First Lady Gertrude Mutharika on Saturday urged girls to focus on education and avoid teenage pregnancies.

First Lady at the event

Mutharika made the call at an interface meeting with girls and other stakeholders at Ntcheu Secondary School.

This meeting comes as one of her assignments in Malawi since she assumed the Presidency of the Organization of African First Ladies Against HIV and AIDS (OAFLA) in January.

Madam Mutharika, who is also patron of Family Planning Association of Malawi (FPAM), said she was concerned with the increase of girls being abused in different forms in the country.

“Girls continue to face various challenges in their day to day living and some of these challenges include forced and early marriages, rape, HIV and AIDS and these impact on them negatively as such they fail to grow and develop into their full potential,” said Mutharika.

The First Lady then appealed for concerted efforts by all stakeholders such as nongovernmental organizations, traditional and religious leaders, girls, including parents and guardians to ensure that girls and young women are protected from various forms abuse.

She said most of the challenges which girls face in Malawi are also experienced by girls in many African countries and that girls besides other interventions should have high self-esteem and refrain from the influence of peer pressure.

“The vices of abusing girls’ rights are too many to cite. However the most and common outcome is that girls drop out of school, get pregnant and deliver with complications which in some cases lead to fistula development and even death,” she said.

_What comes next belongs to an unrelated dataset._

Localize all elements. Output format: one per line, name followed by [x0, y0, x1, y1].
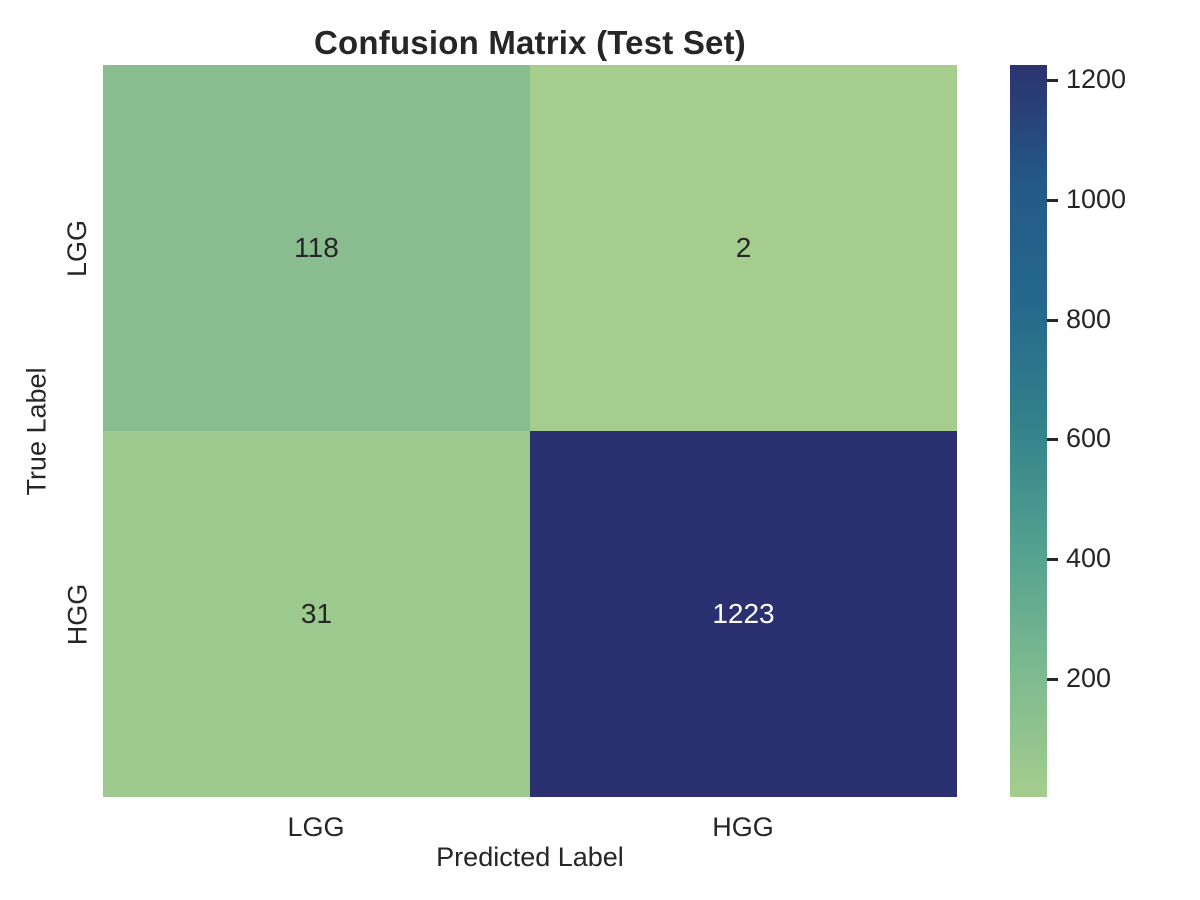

She then advised girls to persevere and work hard to perform well in class for them to have better future and become productive citizens of the country.

She assured girls in the country that she would soon intensify interacting with disadvantaged girls to assess their needs to come up with better assistance and interventions with the goal of promoting girls to be educated.

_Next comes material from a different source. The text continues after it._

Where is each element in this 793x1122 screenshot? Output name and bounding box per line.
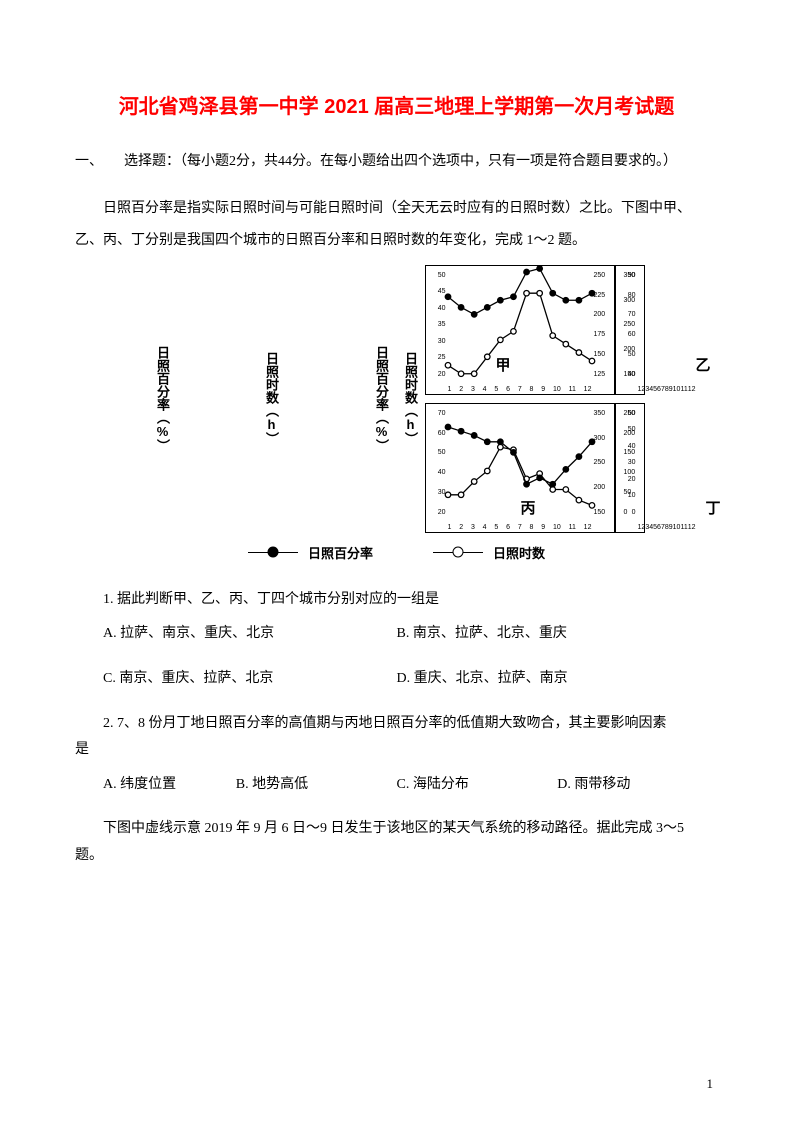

“The Beautify Malawi initiative is supporting about 6000 students in different educational institutions, and I will continue with this to ensure that more girls are supported,” said the First Lady.

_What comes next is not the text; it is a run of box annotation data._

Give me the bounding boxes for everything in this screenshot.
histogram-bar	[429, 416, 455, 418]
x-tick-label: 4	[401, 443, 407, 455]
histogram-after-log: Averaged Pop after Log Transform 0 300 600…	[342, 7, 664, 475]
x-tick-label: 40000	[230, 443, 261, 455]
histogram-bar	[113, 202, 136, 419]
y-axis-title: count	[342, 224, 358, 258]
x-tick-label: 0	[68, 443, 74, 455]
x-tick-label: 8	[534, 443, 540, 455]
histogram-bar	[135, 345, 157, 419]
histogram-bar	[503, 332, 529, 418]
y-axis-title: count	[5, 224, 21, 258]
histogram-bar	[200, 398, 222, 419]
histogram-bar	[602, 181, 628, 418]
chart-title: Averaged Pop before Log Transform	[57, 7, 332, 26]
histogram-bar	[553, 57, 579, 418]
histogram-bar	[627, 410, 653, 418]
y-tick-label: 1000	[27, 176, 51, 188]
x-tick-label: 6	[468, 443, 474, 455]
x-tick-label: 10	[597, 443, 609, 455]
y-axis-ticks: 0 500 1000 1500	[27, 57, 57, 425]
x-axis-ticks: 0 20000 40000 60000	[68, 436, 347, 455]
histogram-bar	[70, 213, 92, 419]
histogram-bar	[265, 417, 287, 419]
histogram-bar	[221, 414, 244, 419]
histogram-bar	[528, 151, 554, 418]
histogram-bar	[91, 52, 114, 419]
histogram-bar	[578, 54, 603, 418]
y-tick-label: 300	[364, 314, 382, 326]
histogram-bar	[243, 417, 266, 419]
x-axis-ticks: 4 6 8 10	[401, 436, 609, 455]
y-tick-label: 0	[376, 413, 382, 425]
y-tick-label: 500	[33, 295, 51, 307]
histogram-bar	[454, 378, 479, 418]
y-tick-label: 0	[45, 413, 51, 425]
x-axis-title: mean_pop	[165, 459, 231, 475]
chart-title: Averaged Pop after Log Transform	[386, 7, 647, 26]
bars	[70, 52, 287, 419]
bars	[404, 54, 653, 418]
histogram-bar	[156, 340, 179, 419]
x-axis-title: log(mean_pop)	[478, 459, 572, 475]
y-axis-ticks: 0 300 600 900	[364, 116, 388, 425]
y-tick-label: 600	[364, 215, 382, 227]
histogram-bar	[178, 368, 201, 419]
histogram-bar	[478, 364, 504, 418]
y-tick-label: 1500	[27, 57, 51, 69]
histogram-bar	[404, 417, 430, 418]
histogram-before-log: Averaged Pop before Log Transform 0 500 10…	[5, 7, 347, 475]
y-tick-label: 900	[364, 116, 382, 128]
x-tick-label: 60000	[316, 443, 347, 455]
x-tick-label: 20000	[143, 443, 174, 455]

The interface meeting was spiced up by testimonies on early marriage and sexual abuse, presentations on role of girls in ending teenage pregnancies and child marriages and the role of traditional leaders in advocating for rights of girls and young women.

Before the interface meeting, Dr Gertrude Mutharika toured Ntcheu FPAM Clinic where she was briefed on services which are offered at the clinic. Later she toured pavilions which displayed different organizations’ activities which are being implemented to promote reproductive health and youth friendly health services.